Ninety-one patients with extradural spinal tumours were examined by magnetic resonance imaging. There were 76 metastases (6 from unknown primary tumours). Seven patients had primary spinal tumours and 8 had multiple myeloma. Sixteen had bulging, diseased vertebral bodies compressing the subarachnoid space and 67 had extradural tumour compressing the spinal cord. Sixty patients had paravertebral involvement. Intraspinal involvement did not correlate with the extent of spinal lesions. All patients had vertebral destruction, with hypointense or combined hypo- and isointense signal relative to bone marrow on T1-weighted images. In most of the 22 patients with T2-weighted images the tumours were isointense or slightly hyperintense. It was usually impossible to differentiate the various tumours on the basis of signal intensity and morphology. However, metastases from carcinoma of the prostate were often more hypointense than other tumours on T1- and T2-weighted images.
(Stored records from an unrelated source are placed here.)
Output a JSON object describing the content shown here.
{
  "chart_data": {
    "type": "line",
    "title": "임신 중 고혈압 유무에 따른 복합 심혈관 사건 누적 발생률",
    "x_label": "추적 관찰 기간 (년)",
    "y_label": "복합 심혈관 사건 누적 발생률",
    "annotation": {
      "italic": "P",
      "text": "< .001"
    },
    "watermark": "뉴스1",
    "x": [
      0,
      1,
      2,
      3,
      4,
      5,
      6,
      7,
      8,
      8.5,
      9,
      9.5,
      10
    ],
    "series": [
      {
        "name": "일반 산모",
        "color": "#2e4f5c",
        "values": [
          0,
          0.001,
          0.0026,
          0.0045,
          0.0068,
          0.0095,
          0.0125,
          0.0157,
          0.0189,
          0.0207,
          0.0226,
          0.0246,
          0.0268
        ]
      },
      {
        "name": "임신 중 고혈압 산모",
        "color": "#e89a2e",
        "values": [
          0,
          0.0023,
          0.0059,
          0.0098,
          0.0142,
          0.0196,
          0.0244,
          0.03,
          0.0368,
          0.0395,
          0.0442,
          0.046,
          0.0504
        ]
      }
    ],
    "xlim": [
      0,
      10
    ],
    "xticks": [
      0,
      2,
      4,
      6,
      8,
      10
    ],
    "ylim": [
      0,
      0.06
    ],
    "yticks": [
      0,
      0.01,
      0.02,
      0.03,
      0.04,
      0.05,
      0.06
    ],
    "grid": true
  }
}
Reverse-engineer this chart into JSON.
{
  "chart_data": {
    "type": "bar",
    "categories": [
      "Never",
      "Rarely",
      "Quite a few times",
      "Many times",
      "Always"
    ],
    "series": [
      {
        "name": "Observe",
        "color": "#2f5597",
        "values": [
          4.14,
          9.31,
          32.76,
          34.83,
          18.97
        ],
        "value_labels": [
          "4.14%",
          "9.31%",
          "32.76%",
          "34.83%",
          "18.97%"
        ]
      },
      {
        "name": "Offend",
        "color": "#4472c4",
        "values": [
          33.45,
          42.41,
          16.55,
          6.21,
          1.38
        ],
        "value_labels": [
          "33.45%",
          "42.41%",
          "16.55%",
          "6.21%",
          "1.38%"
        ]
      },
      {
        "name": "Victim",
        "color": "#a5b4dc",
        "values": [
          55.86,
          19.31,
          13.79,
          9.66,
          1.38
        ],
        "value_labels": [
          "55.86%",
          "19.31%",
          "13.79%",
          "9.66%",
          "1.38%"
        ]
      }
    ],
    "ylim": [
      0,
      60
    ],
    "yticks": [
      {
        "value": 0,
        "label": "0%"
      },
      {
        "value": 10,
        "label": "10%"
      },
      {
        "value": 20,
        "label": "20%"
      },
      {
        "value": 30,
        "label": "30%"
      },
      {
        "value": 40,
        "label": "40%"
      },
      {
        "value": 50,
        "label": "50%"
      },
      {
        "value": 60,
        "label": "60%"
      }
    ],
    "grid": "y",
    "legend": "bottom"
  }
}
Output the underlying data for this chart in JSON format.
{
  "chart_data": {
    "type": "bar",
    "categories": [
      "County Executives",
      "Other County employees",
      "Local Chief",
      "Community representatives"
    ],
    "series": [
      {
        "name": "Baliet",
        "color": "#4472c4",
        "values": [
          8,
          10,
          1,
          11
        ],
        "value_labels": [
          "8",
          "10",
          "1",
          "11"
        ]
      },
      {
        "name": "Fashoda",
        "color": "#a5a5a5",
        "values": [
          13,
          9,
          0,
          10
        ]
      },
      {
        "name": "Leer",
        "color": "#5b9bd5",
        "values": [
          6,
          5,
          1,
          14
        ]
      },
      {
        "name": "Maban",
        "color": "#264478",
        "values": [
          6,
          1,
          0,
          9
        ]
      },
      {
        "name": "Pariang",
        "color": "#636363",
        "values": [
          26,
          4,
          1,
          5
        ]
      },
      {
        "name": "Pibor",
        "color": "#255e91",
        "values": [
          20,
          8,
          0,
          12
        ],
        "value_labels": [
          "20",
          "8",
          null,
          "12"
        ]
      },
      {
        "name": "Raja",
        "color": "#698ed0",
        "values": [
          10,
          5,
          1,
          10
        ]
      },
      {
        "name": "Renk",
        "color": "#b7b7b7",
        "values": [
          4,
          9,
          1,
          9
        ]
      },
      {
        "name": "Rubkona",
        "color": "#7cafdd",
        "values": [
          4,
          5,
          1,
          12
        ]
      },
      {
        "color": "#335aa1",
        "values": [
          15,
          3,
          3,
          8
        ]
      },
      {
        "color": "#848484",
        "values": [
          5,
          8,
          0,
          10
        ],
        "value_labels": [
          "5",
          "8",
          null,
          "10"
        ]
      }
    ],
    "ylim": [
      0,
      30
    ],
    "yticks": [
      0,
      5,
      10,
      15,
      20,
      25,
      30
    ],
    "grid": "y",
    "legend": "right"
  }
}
An inhomogeneous pattern in which diffusely low signal is combined with focal lower signal on T1-weighted images may suggest myeloma. In the 22 patients examined with both T1- and T2-weighted images, T1-weighted images gave the best information in 18; in 3 they were equivalent and in 1 inferior to T2-weighted images; they are therefore recommended for routine imaging of epidural spinal tumours.